Cambié de página y regresé. No había demasiada información. Unos cuántos amigos en común, todos en la cosa creativa. Mmm. No, no, si nos hubieramos cruzado en el camino seguro lo recordaría. Mi Conejita del Bien y mi Conejita del Mal empezaron el debate:

—¿Y si lo acepto? Total, seguro ni cuenta se daría.

—No qué hueva, para qué. Quién sabe de dónde salió.

—Ash, ya Conejita, ahora resulta que te da miedo.

—No bueno, pero ni al caso.

—A que no te atreves

—No me provoques

Y obvio, Conejita del Mal ganó la partida.
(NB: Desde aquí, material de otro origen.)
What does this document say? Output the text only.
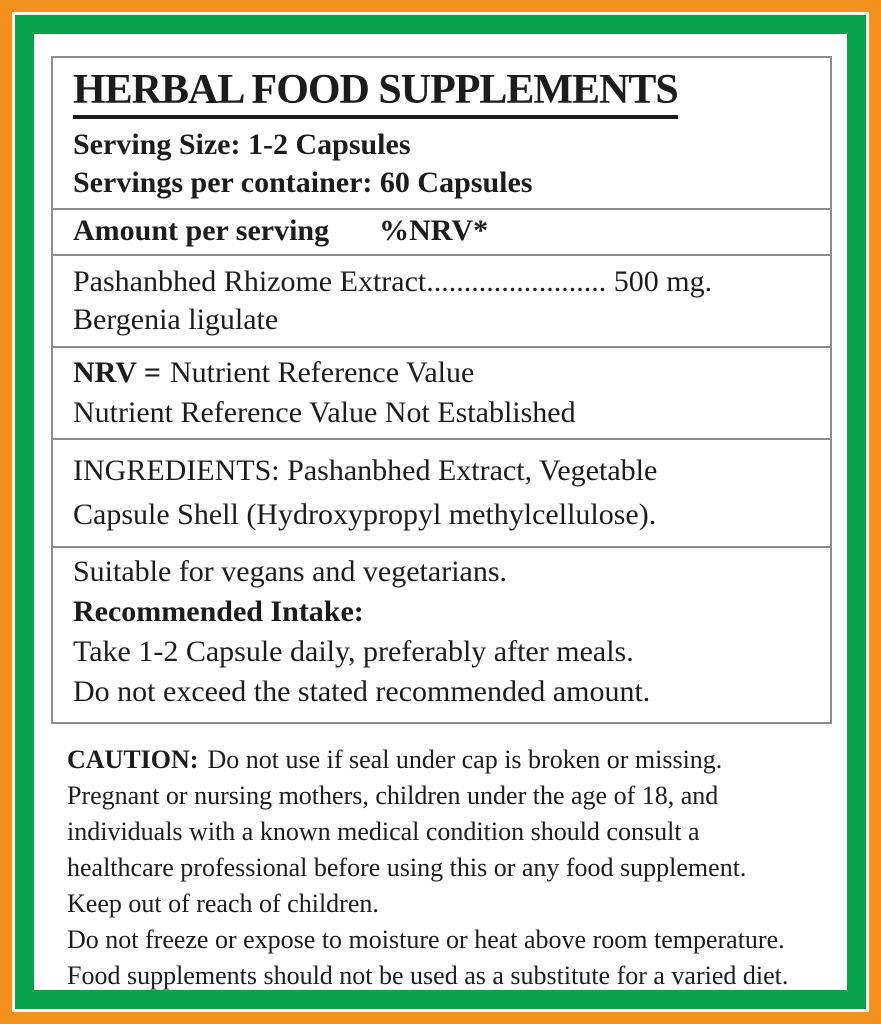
HERBAL FOOD SUPPLEMENTS
Serving Size: 1-2 Capsules
Servings per container: 60 Capsules
Amount per serving %NRV*
Pashanbhed Rhizome Extract........................ 500 mg.
Bergenia ligulate
NRV = Nutrient Reference Value
Nutrient Reference Value Not Established
INGREDIENTS: Pashanbhed Extract, Vegetable
Capsule Shell (Hydroxypropyl methylcellulose).
Suitable for vegans and vegetarians.
Recommended Intake:
Take 1-2 Capsule daily, preferably after meals.
Do not exceed the stated recommended amount.
CAUTION: Do not use if seal under cap is broken or missing.
Pregnant or nursing mothers, children under the age of 18, and
individuals with a known medical condition should consult a
healthcare professional before using this or any food supplement.
Keep out of reach of children.
Do not freeze or expose to moisture or heat above room temperature.
Food supplements should not be used as a substitute for a varied diet.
Click. Aceptado. Nada malo iba a suceder.

O por lo menos eso pensé.

Cuarenta y cinco segundos después saltó una ventanita:

Hola. me escribió Conejito con Onda.

1205514931_sexy11Demonios. Lo sabía. Me puse roja. Tartamudeé virtualmente. Igual y sí me conocía y yo aquí pendejeando. Hice como si tuviera la situación bajo control y continué la plática. Tras tres renglones más confirmé que no nos conocíamos.

Ahí inició la debacle. No pregunté por qué me agregó. No hizo falta. Caí. Hablamos de Pessoa. De mis ganas de Portugal. Y su próxima visita. De mi próximo viaje a Londres. De la Barcelona de los dos. De las becas artistosísimas. De los helados italianos. Uff! No sé cuánto tiempo fue. Las palabras salían (se escribían) a borbotones, sucediéndose en un discurso irremediable, predecible, casi como un guión que hubieramos escrito a dos manos. Sentí que el estómago se me hizo chiquito antes de la siguiente frase. No, no. Entrecerré los ojos, arrugué la frente, ahhh! la veía venir…

—¿Entonces nos vemos en Londres o te espero en Porto?

Irremediable. Ahí estaba yo, una mañana cualquiera, a punto de meter la nariz en una de esas historias de las que nunca salgo bien librada. Decide: corre ahora, Coneja o quita las manitas hasta topar con pared, y calla -con la nariz apachurrada- para siempre.

Y sí. Tengo una cita -en once días- en Londres para comer helado. Él en corbata, yo en tacones.

7 comentarios en “LA VENTANITA (Playlist: Garibaldi)

  1. Vicco Castelari dijo:

    Y asi fue como terminé de viaje en MTY, y algo parecido en Londres. JAJAJA

    Tu disfruta, si sales bien librada o no es lo de menos al menos tendras material para tu blog.